When I arrived at Schecter, everything was already up and running as a replacement parts factory. There were three major things that happened while I was there:
I'll assume you all are most interested in #3.
It really started with the hire of Tom Anderson. Before Tom the wood shop was run by Larry Ludowitz (last I saw him he flew a private Jet for Roy Disney). Larry may have played a bit of guitar, but he didn't know a lot about guitars, he was just very good with the router and manhandling wood to cut out bodies and necks. Bodies were easy compared to necks when it came to the work done after the basic blank was cut. Necks were always in short supply.
Tom was clearly really into wood and guitars and Larry was into fun and rowdiness and competing with the metal shop (me) over air compressor capacity. Tom sort of took over the wood shop, but in a non-agressive 'quality control' kind of way, Larry still was on the hook for actual production numbers. Tom became responsible for the early quality of Van Nuys Schecter bodies and necks.
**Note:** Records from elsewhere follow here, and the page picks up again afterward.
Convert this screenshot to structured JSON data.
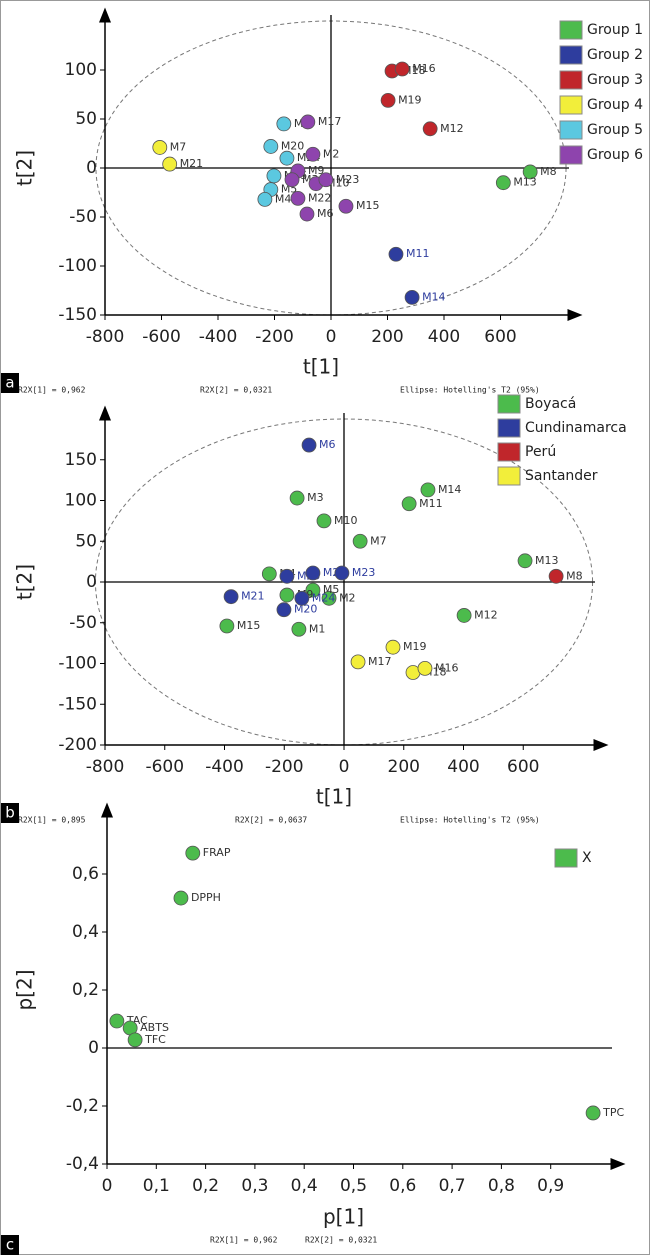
{
  "chart_data": [
    {
      "type": "scatter",
      "panel": "a",
      "x_label": "t[1]",
      "y_label": "t[2]",
      "xlim": [
        -800,
        800
      ],
      "ylim": [
        -150,
        150
      ],
      "xticks": [
        -800,
        -600,
        -400,
        -200,
        0,
        200,
        400,
        600
      ],
      "yticks": [
        -150,
        -100,
        -50,
        0,
        50,
        100
      ],
      "ellipse": true,
      "footer": [
        "R2X[1] = 0,962",
        "R2X[2] = 0,0321",
        "Ellipse: Hotelling's T2 (95%)"
      ],
      "series": [
        {
          "name": "Group 1",
          "color": "#4cbb4c",
          "x": [
            705,
            610
          ],
          "y": [
            -4,
            -15
          ],
          "labels": [
            "M8",
            "M13"
          ]
        },
        {
          "name": "Group 2",
          "color": "#2e3d9e",
          "label_color": "#2e3d9e",
          "x": [
            230,
            287
          ],
          "y": [
            -88,
            -132
          ],
          "labels": [
            "M11",
            "M14"
          ]
        },
        {
          "name": "Group 3",
          "color": "#c0262b",
          "x": [
            216,
            252,
            202,
            351
          ],
          "y": [
            99,
            101,
            69,
            40
          ],
          "labels": [
            "M18",
            "M16",
            "M19",
            "M12"
          ]
        },
        {
          "name": "Group 4",
          "color": "#f2ee3a",
          "x": [
            -606,
            -571
          ],
          "y": [
            21,
            4
          ],
          "labels": [
            "M7",
            "M21"
          ]
        },
        {
          "name": "Group 5",
          "color": "#5bc8e0",
          "x": [
            -167,
            -213,
            -156,
            -202,
            -213,
            -234
          ],
          "y": [
            45,
            22,
            10,
            -8,
            -22,
            -32
          ],
          "labels": [
            "M1",
            "M20",
            "M24",
            "M25",
            "M5",
            "M4"
          ]
        },
        {
          "name": "Group 6",
          "color": "#8e44ad",
          "x": [
            -82,
            -64,
            -117,
            -138,
            -53,
            -18,
            -117,
            -85,
            53
          ],
          "y": [
            47,
            14,
            -3,
            -12,
            -16,
            -12,
            -31,
            -47,
            -39
          ],
          "labels": [
            "M17",
            "M2",
            "M9",
            "M3",
            "M10",
            "M23",
            "M22",
            "M6",
            "M15"
          ]
        }
      ]
    },
    {
      "type": "scatter",
      "panel": "b",
      "x_label": "t[1]",
      "y_label": "t[2]",
      "xlim": [
        -800,
        800
      ],
      "ylim": [
        -200,
        200
      ],
      "xticks": [
        -800,
        -600,
        -400,
        -200,
        0,
        200,
        400,
        600
      ],
      "yticks": [
        -200,
        -150,
        -100,
        -50,
        0,
        50,
        100,
        150
      ],
      "ellipse": true,
      "footer": [
        "R2X[1] = 0,895",
        "R2X[2] = 0,0637",
        "Ellipse: Hotelling's T2 (95%)"
      ],
      "series": [
        {
          "name": "Boyacá",
          "color": "#4cbb4c",
          "x": [
            -157,
            -67,
            54,
            218,
            281,
            606,
            402,
            -250,
            -392,
            -151,
            -50,
            -104,
            -191
          ],
          "y": [
            103,
            75,
            50,
            96,
            113,
            26,
            -41,
            10,
            -54,
            -58,
            -20,
            -10,
            -16
          ],
          "labels": [
            "M3",
            "M10",
            "M7",
            "M11",
            "M14",
            "M13",
            "M12",
            "M4",
            "M15",
            "M1",
            "M2",
            "M5",
            "M9"
          ]
        },
        {
          "name": "Cundinamarca",
          "color": "#2e3d9e",
          "label_color": "#2e3d9e",
          "x": [
            -117,
            -191,
            -104,
            -7,
            -378,
            -201,
            -141
          ],
          "y": [
            168,
            7,
            11,
            11,
            -18,
            -34,
            -20
          ],
          "labels": [
            "M6",
            "M25",
            "M22",
            "M23",
            "M21",
            "M20",
            "M24"
          ]
        },
        {
          "name": "Perú",
          "color": "#c0262b",
          "x": [
            710
          ],
          "y": [
            7
          ],
          "labels": [
            "M8"
          ]
        },
        {
          "name": "Santander",
          "color": "#f2ee3a",
          "x": [
            47,
            164,
            231,
            271
          ],
          "y": [
            -98,
            -80,
            -111,
            -106
          ],
          "labels": [
            "M17",
            "M19",
            "M18",
            "M16"
          ]
        }
      ]
    },
    {
      "type": "scatter",
      "panel": "c",
      "x_label": "p[1]",
      "y_label": "p[2]",
      "xlim": [
        0,
        1
      ],
      "ylim": [
        -0.4,
        0.8
      ],
      "xticks": [
        0,
        {
          "value": 0.1,
          "label": "0,1"
        },
        {
          "value": 0.2,
          "label": "0,2"
        },
        {
          "value": 0.3,
          "label": "0,3"
        },
        {
          "value": 0.4,
          "label": "0,4"
        },
        {
          "value": 0.5,
          "label": "0,5"
        },
        {
          "value": 0.6,
          "label": "0,6"
        },
        {
          "value": 0.7,
          "label": "0,7"
        },
        {
          "value": 0.8,
          "label": "0,8"
        },
        {
          "value": 0.9,
          "label": "0,9"
        }
      ],
      "yticks": [
        {
          "value": -0.4,
          "label": "-0,4"
        },
        {
          "value": -0.2,
          "label": "-0,2"
        },
        0,
        {
          "value": 0.2,
          "label": "0,2"
        },
        {
          "value": 0.4,
          "label": "0,4"
        },
        {
          "value": 0.6,
          "label": "0,6"
        }
      ],
      "ellipse": false,
      "footer": [
        "R2X[1] = 0,962",
        "R2X[2] = 0,0321"
      ],
      "series": [
        {
          "name": "X",
          "color": "#4cbb4c",
          "x": [
            0.174,
            0.15,
            0.02,
            0.047,
            0.057,
            0.986
          ],
          "y": [
            0.672,
            0.517,
            0.093,
            0.069,
            0.028,
            -0.224
          ],
          "labels": [
            "FRAP",
            "DPPH",
            "TAC",
            "ABTS",
            "TFC",
            "TPC"
          ]
        }
      ]
    }
  ]
}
Now I'm not sure the motivation for the first factory assembled guitars. I think on the one hand it was an obvious thing to do, but the short term motivation was probably to photograph them for inclusion in the 1979 catalog as a way to show what you can do with Schecter parts.
The next thing I know, Schecter is hiring two guys from Memphis , Tommy Stinson
and Tom Keckler (the Memphis Toms we called them). They were expert guitar technicians, and they were hired to crank out complete Schecter guitars.
Tom Anderson was their liaison to the factory floor, the wood shop mostly. The Memphis Toms focused on proper setup and play. Tom Anderson was more into the exotic woods, the look of neck body wood combos, etc. After about 1 year, the Memphis Toms had learned how the Schecter factory worked, and Tom Anderson learned a lot about setup from the Memphis Toms, and all three pretty much became the custom guitar shop. Tom still had 'parts production' responsibilities, but spent a lot of time dealing with the other two Toms building guitars.